Segregated Schools… A Brief Context

by | Nov 17, 2015

  Right now in America (the land of opportunity and democracy), our public schools (funded by taxpayers and imparted with the job of teaching all children) are more segregated now […]

 

Right now in America (the land of opportunity and democracy), our public schools (funded by taxpayers and imparted with the job of teaching all children) are more segregated now than ever before. We are more segregated than before Mendez v. Westminster (1947)[1], more than before Brown vs. the Board of Education (1954), more than before the Civil Rights movement.

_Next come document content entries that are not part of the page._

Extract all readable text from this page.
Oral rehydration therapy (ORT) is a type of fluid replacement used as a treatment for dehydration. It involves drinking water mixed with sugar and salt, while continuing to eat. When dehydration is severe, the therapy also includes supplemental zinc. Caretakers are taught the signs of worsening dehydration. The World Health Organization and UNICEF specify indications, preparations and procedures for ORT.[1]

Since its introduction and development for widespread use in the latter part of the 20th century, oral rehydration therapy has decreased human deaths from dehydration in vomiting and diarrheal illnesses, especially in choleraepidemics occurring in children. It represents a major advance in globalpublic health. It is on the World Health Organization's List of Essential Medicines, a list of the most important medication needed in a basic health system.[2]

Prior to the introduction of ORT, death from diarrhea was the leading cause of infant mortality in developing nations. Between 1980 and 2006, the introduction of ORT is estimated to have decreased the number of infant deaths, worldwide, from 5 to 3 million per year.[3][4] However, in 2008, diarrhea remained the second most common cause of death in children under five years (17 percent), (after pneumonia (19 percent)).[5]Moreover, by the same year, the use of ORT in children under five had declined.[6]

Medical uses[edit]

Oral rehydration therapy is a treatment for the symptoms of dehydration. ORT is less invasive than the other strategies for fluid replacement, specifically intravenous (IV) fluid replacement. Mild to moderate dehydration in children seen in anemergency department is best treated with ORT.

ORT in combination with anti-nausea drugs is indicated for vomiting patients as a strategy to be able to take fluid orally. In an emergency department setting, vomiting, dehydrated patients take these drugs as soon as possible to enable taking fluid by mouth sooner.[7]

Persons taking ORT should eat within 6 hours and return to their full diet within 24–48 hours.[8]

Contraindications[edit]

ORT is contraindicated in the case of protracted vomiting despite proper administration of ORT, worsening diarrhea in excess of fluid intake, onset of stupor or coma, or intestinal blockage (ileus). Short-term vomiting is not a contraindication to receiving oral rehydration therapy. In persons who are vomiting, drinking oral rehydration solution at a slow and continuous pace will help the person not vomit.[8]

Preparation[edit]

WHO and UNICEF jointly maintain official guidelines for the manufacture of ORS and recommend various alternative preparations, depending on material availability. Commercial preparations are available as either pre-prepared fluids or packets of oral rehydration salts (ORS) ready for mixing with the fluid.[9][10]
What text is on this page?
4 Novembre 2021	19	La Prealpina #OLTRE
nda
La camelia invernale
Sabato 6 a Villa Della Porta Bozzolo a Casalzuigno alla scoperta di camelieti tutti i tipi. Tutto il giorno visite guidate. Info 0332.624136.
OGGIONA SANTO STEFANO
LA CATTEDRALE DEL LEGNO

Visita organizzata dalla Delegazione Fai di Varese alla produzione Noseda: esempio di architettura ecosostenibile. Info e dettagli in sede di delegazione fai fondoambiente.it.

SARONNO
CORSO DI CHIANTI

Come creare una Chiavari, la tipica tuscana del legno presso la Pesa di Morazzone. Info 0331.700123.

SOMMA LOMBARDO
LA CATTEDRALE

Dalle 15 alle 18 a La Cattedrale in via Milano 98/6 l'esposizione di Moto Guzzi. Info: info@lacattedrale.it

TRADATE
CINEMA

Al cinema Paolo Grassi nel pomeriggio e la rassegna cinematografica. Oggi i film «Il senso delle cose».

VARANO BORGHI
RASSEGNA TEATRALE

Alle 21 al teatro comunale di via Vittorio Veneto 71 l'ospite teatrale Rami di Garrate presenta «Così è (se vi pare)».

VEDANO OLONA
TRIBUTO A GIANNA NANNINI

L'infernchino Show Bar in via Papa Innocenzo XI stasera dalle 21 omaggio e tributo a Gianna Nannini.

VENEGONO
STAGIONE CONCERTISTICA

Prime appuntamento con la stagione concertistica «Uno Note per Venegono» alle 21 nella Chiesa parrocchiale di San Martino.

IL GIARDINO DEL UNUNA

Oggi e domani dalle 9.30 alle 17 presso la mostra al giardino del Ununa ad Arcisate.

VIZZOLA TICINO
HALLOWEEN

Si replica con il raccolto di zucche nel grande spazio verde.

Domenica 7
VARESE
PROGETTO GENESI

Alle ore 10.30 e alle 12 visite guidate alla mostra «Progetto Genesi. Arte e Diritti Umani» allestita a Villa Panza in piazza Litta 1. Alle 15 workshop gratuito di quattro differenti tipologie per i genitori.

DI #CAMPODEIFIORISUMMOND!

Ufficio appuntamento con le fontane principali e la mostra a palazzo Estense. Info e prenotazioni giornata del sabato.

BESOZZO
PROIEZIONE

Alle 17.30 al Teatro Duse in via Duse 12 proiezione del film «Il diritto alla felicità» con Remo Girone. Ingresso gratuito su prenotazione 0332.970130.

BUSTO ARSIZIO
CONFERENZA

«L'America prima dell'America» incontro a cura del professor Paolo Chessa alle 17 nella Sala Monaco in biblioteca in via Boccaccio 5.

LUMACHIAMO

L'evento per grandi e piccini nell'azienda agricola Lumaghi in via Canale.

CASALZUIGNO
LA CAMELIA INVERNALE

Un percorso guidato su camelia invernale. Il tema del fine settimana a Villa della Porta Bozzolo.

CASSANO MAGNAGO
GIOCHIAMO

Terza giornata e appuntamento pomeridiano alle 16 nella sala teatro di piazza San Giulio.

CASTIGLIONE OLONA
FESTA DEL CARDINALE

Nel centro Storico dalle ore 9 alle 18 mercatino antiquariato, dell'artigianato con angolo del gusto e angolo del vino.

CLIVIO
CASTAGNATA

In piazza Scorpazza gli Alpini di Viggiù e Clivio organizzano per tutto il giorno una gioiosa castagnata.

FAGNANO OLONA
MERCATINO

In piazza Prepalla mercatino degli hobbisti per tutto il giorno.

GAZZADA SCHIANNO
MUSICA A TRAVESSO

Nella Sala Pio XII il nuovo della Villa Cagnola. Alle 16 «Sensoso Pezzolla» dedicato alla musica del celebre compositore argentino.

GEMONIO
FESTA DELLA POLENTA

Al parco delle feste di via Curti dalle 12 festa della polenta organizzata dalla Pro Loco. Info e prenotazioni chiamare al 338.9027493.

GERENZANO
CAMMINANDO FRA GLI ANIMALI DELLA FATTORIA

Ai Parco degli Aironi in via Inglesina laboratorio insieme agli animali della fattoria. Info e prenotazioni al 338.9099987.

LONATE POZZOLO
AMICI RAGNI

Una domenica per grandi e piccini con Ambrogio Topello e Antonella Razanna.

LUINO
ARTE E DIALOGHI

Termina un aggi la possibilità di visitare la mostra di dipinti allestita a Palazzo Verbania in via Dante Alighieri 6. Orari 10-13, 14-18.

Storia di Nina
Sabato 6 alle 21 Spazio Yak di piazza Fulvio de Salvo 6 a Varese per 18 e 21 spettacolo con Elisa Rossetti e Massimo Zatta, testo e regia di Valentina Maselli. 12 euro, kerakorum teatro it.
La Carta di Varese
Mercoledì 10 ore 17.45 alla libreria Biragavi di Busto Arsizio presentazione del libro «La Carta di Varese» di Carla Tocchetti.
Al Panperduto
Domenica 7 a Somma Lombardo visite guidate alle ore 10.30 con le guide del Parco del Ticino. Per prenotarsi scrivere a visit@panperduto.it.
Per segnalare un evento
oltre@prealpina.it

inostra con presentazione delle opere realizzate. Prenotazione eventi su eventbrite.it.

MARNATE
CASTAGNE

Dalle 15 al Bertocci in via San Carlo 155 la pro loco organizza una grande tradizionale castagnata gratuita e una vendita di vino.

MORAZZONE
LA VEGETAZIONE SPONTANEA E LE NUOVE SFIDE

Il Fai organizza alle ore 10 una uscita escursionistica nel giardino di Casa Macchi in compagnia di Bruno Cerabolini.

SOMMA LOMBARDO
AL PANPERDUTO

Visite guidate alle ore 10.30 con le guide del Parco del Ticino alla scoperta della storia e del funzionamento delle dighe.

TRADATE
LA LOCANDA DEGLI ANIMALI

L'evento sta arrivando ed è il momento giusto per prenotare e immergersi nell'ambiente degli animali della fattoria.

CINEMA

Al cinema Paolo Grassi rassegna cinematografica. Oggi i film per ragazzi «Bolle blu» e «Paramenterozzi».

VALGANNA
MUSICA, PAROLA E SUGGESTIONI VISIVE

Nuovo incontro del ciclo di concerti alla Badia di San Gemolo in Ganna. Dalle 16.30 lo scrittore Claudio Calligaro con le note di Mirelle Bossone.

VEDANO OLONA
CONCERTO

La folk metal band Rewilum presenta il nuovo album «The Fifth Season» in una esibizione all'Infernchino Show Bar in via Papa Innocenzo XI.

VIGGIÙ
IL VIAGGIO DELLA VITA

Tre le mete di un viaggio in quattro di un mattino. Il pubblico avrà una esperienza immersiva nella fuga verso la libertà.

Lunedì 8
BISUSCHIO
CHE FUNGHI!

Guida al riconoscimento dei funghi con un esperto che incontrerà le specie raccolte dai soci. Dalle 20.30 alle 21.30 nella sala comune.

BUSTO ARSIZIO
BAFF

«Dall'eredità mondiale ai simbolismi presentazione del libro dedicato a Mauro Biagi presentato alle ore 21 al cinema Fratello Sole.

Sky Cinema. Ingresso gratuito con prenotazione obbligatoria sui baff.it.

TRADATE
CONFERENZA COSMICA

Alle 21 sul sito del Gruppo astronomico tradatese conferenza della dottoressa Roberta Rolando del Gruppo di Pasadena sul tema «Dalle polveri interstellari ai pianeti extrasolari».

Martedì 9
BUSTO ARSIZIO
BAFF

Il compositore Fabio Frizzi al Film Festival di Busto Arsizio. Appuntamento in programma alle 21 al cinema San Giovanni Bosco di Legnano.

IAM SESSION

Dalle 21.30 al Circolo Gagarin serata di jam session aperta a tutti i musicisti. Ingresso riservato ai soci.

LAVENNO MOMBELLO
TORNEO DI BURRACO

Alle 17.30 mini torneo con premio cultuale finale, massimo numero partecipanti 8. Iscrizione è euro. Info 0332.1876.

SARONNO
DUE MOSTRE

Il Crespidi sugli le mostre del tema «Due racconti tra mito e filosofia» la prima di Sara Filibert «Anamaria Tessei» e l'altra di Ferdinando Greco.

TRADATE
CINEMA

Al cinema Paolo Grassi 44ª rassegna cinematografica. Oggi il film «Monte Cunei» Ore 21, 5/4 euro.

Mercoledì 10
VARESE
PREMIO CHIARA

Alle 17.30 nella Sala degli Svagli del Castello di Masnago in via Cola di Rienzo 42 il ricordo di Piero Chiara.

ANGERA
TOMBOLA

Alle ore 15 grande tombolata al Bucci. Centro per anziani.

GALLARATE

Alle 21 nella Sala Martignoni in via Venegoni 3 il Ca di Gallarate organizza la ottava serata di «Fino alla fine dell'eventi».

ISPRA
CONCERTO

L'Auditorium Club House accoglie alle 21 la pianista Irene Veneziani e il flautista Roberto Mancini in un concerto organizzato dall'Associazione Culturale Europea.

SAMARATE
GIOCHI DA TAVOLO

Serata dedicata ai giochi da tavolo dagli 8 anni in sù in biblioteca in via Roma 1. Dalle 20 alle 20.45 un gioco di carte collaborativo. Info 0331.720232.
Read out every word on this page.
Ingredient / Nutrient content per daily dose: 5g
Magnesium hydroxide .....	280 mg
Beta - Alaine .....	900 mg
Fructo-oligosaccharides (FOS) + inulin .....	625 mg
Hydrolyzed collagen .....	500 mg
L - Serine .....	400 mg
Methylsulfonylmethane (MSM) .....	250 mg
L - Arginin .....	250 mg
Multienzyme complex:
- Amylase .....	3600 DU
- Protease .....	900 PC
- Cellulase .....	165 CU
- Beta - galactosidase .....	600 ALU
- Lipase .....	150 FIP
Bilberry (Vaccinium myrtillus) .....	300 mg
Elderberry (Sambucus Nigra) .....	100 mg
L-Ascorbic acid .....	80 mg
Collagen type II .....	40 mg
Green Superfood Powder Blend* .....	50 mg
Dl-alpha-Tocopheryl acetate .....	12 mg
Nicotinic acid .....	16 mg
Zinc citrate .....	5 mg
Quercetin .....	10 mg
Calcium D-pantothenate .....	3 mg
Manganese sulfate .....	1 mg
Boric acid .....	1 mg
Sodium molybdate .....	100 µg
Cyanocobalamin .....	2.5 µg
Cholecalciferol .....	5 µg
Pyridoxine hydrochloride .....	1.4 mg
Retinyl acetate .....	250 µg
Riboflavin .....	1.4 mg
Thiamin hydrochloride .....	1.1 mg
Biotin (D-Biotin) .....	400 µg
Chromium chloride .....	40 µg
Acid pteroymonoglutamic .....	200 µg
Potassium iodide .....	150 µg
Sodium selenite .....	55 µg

Children in America today are less likely than ever to go to school with people different from themselves. Poor kids go to school with poor kids. Wealthier kids go to school with wealthier kids. While race/ethnicity are significant factors, the segregation that has the greatest impact on achievement is not race but class.

There is much to be said about segregation (see Kahlenberg, Orfield, Putnam, This American Life among many, many others), but suffice to say that the large and immediate brunt of our segregated schools has fallen on the heads of poor children. The heartbreaking, shameful reality is that the children with the greatest need – the little five year olds who are hungry, who sleep on the floor, whose parents struggle, and who still manage to get to school in the morning – get our worst. And, no surprise, it shows.

These kids who start out disadvantaged end up educationally disadvantaged to a huge degree. They start high school more than three years behind (Palardy 2008), they are five times more likely to drop out of high school (Chapman, Laird, Ifill, & KewalRamani, 2011), are less likely to earn a bachelors degree, etc. etc. etc. And this is just the easy to measure stuff.

BUT! When poor kids attend wealthier schools, they perform like wealthier kids. The socioeconomic status of the SCHOOL has just as much impact on achievement as the socioeconomic status of the family (Rumberger & Palardy 2005). I repeat, because it is super important: the class demographics of a school are just as important for a child’s academic success as the income of the family.

We can throw more money at poor schools (which we don’t really do… but still…), and we can institute all kinds of progressive or draconian policies, but the one thing that truly works in closing the achievement gap for poor students is to send them to school with wealthier students.

This is NOT because wealthier students/families are in any way “better.” That’s just gross. Researchers are trying to determine, quantify, and explain why integrated school benefit poor children. The best guesses at this point include the presence of middle class parents who have the expectation that it is their job as a parent to hold teachers/administrators “accountable” and the time to volunteer in the classroom, teacher retention and experience (middle-class schools tend to have less turnover and more experienced teachers), peer influence and exposure to middle-class opportunities and expectations and an embodied sense that poor kids CAN belong and DO deserve the same things as middle class kids, the number of advanced classes offered, and increased funds raised by PTA and other parent organizations. (For a nice overview of this research, see: Kahlenberg, (2003) All Together Now, and Frankenberg and Orfield (2012) The Resegregation of Suburban Schools)

For all this to impact a student, the school needn’t even be a rich school – it might need only 30% middle class enrollment to perform as middle class schools perform. So, for the positive effects, the school may still be high poverty, just not only high poverty.

The saddest part is that we know this. I mean, for real, we know it. Our educational leaders have tried – through busing and magnet schools – to integrate. There has been some success, indeed, but even more exciting are the opportunities we have now to make real change from the ground up.

Across the country, younger middle-class families are moving back into our cities and inner-ring suburbs at phenomenal rates; this reurbanization offers a prime opportunity to build real integration. Because we are living in more mixed neighborhoods, the hope of creating integrated schools is eminently more feasible. But we parents have to choose it.

[1] The Mendez v. Westminster case in Southern California ruled against the segregation of Mexican/Mexican-American students into “Mexican Schools.”

2 Comments

  1. The Lion & The Wolf (@AHouseRises)

    Have you had any success in convincing other “middle class” families to send their kids to your kids school(s) to try to get them over some critical threshold where your influence will lead to change for all the students?

    • cemykytyn

      Hi Lion… We have had success, yes. A small group of parents in our mixed community got together and lobbied our district for a Dual Language program. Over time (and struggle), this program has grown tremendously and now parents wait overnight to register their kid for kindergarten.

      I will say that the first few years were incredibly rocky and the pilot year (which my son is in — now 8th grade) has been the most difficult for a host of reasons. But my daughter’s cohort (now in 6th) has had a much smoother time of things and we’ve seen a much higher retention rate.

      So, I suppose in answer to your question as to whether we found some critical threshold where “my”/other parents influence has led to positive change is yes. It took awhile and it took awhile for me to know when and where and how hard to push, but yes.